Es macht also gar nichts, wenn die, die allein etwas zu sagen hätten, sich um die Veranstaltung einen Teufel scherten. Ungefähr das scheint die Botschaft zu sein. Und dennoch wolle man natürlich erreichen, „dass sämtliche am Bildungssystem beteiligten staatlichen Ebenen an einem Strang ziehen“. Alle sollen also am selben Strang ziehen, ohne überhaupt am selben Ort zu sein. In Berlin entwickelt man offenbar langsam eine gehörige Portion Humor. Dass die Bildungs-Frontfrau der Union auf Länderebene, Karin Prien (CDU), den Bildungsgipfel daher zu einer reinen „Showveranstaltung“ der Bundesbildungsministerin erklärte, erscheint da alles andere als abwegig. 

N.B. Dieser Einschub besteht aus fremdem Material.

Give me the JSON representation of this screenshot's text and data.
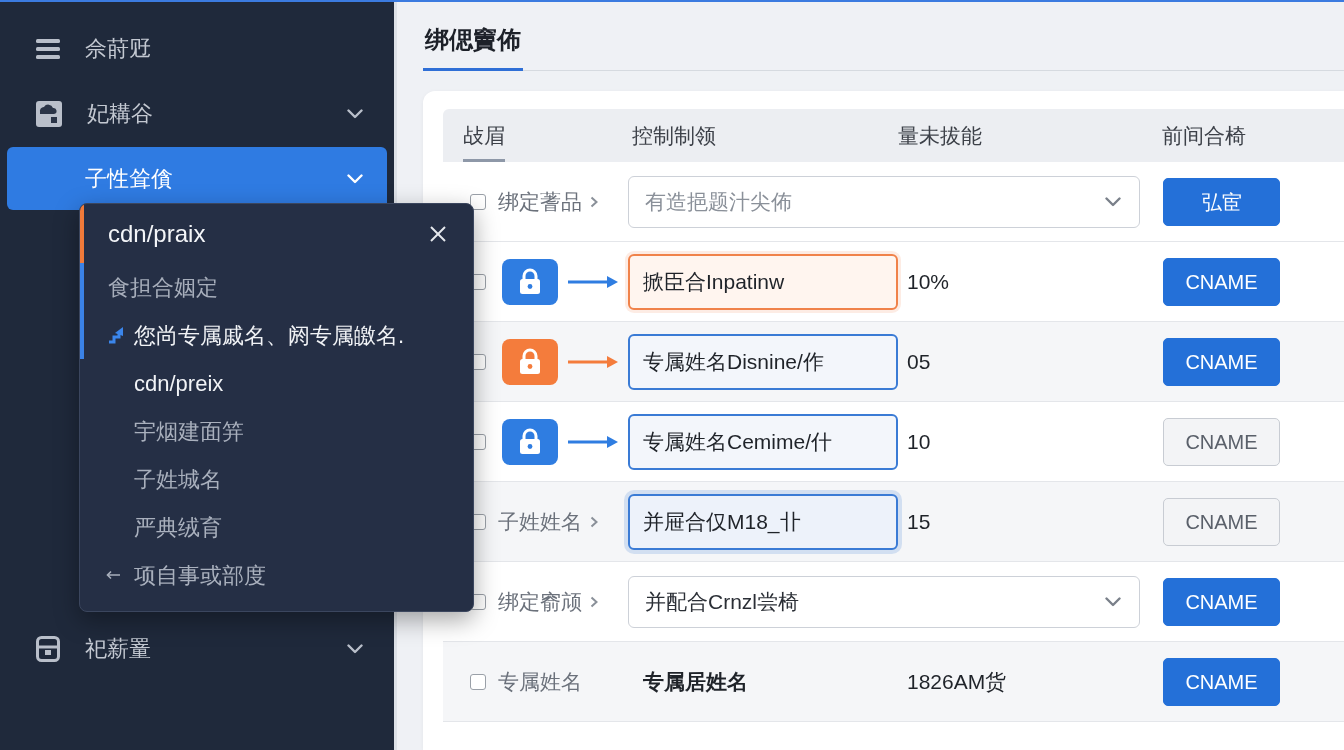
{
  "sidebar": {
    "items": [
      {
        "kind": "toggle",
        "label": "佘莳觃",
        "selected": false,
        "expandable": false
      },
      {
        "kind": "group",
        "label": "妃耩谷",
        "selected": false,
        "expandable": true
      },
      {
        "kind": "child",
        "label": "子性耸僋",
        "selected": true,
        "expandable": true
      },
      {
        "kind": "group",
        "label": "祀薪罿",
        "selected": false,
        "expandable": true
      }
    ]
  },
  "popup": {
    "title": "cdn/praix",
    "subtitle": "食担合姻定",
    "items": [
      {
        "kind": "link",
        "label": "您尚专属戚名、阏专属皦名.",
        "selected": true
      },
      {
        "kind": "plain",
        "label": "cdn/preix",
        "selected": true
      },
      {
        "kind": "plain",
        "label": "宇烟建面笄",
        "selected": false
      },
      {
        "kind": "plain",
        "label": "子姓城名",
        "selected": false
      },
      {
        "kind": "plain",
        "label": "严典绒育",
        "selected": false
      },
      {
        "kind": "back",
        "label": "项自事或部度",
        "selected": false
      }
    ]
  },
  "page": {
    "title": "绑偲竇佈"
  },
  "table": {
    "columns": [
      {
        "label": "敁眉",
        "selected": true
      },
      {
        "label": "控制制领",
        "selected": false
      },
      {
        "label": "量未拔能",
        "selected": false
      },
      {
        "label": "前间合椅",
        "selected": false
      }
    ],
    "rows": [
      {
        "kind": "select",
        "checked": false,
        "label": "绑定蓍品",
        "expandable": true,
        "select": {
          "placeholder": "有造挹题汁尖佈"
        },
        "button": {
          "label": "弘宦",
          "primary": true
        }
      },
      {
        "kind": "mapping",
        "checked": false,
        "icon": {
          "color": "#2f7de1"
        },
        "field": {
          "value": "掀臣合Inpatinw",
          "warning": true,
          "focused": false
        },
        "amount": "10%",
        "button": {
          "label": "CNAME",
          "primary": true
        }
      },
      {
        "kind": "mapping",
        "checked": false,
        "icon": {
          "color": "#f47c3c"
        },
        "field": {
          "value": "专属姓名Disnine/作",
          "warning": false,
          "focused": false
        },
        "amount": "05",
        "button": {
          "label": "CNAME",
          "primary": true
        }
      },
      {
        "kind": "mapping",
        "checked": false,
        "icon": {
          "color": "#2f7de1"
        },
        "field": {
          "value": "专属姓名Cemime/什",
          "warning": false,
          "focused": false
        },
        "amount": "10",
        "button": {
          "label": "CNAME",
          "primary": false
        }
      },
      {
        "kind": "input",
        "checked": false,
        "label": "子姓姓名",
        "expandable": true,
        "field": {
          "value": "并屉合仅M18_卝",
          "warning": false,
          "focused": true
        },
        "amount": "15",
        "button": {
          "label": "CNAME",
          "primary": false
        }
      },
      {
        "kind": "select",
        "checked": false,
        "label": "绑定窬颃",
        "expandable": true,
        "select": {
          "value": "并配合Crnzl尝椅"
        },
        "button": {
          "label": "CNAME",
          "primary": true
        }
      },
      {
        "kind": "text",
        "checked": false,
        "label": "专属姓名",
        "expandable": false,
        "text": "专属居姓名",
        "amount": "1826AM货",
        "button": {
          "label": "CNAME",
          "primary": true
        }
      }
    ]
  }
}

Das Prinzip der Einstimmigkeit

In ihrer Eröffnungsrede jedenfalls machte Stark-Watzinger klar, dass ein „weiter so“ für sie nicht in Frage komme. Allein 630.000 junge Menschen hätten im Jahr 2021 entweder keinen Schulabschluss, keine Ausbildung oder keinen Arbeitsplatz gehabt. Das könne so auf keinen Fall weiter gehen. Was es brauche, sei eine „bildungspolitische Trendwende“. Und sie sagte außerdem: Es gebe kein Erkenntnisproblem, sondern alle wüssten in Wahrheit, „wo wir ansetzen müssen.“ Es ginge schließlich um das Recht auf Bildung, „das auch im Grundgesetz steht“.

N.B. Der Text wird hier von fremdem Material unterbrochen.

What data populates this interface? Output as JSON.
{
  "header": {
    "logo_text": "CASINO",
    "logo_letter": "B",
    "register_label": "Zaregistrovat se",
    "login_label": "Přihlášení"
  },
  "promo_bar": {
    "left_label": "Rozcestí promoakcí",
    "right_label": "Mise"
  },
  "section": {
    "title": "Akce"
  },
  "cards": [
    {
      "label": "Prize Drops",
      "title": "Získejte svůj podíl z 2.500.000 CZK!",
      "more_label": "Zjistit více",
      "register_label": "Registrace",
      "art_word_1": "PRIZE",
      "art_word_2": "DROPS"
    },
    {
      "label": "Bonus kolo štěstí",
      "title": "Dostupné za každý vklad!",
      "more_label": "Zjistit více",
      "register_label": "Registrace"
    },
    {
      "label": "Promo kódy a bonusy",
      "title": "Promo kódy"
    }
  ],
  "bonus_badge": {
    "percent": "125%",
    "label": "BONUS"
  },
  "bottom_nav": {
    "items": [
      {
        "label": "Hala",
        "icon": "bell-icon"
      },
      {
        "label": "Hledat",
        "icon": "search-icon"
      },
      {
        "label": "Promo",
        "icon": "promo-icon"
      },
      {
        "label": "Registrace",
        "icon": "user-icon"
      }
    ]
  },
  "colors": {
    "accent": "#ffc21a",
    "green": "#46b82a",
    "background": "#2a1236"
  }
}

Aber ausgerechnet davon steht im Grundgesetz natürlich: absolut nichts. Man wundert sich daher, wer der Bundesministerin diese Rede geschrieben hat und wer sie ansonsten so berät. Dabei weiß man als aufmerksamer Beobachter der Szene ohnehin eines: Wer auf eine konsequente nationale Bildungsreform für Deutschland hofft, darf auf einen ganz bestimmt nicht vertrauen: die Bildungsminister der Länder.

Intellektuell beängstigend überlegen

Als ob der liebe Herrgott wirklich jederzeit alles in seinen Mächten Stehende tun würde, um diesen Grundsatz zu bestätigen, gesellte er in einer heutigen, gemeinsam abgehaltenen Pressekonferenz der Bundesministerin auch noch Astrid-Sabine Busse (SPD) bei. Sie ist nicht nur gelernte Pädagogin und Bildungssenatorin der Hauptstadt, sondern derzeit die Präsidentin der Kultusministerkonferenz aller Länder. Und seit ihrem öffentlichen Statement auf der Pressekonferenz vom heutigen Tage hat man wirklich keine Fragen mehr dazu, warum Deutschlands Bildungsniveau am Boden liegt. Selbst als Sozialdemokrat muss man angesichts dessen, was Busse an sinnlosem Gestammel dargeboten hat, zur Rettung der Nation notfalls: einfach mal FDP wählen. Die eigentlich Unzuständige ist der derzeit Zuständigen intellektuell auf beängstigende Weise überlegen.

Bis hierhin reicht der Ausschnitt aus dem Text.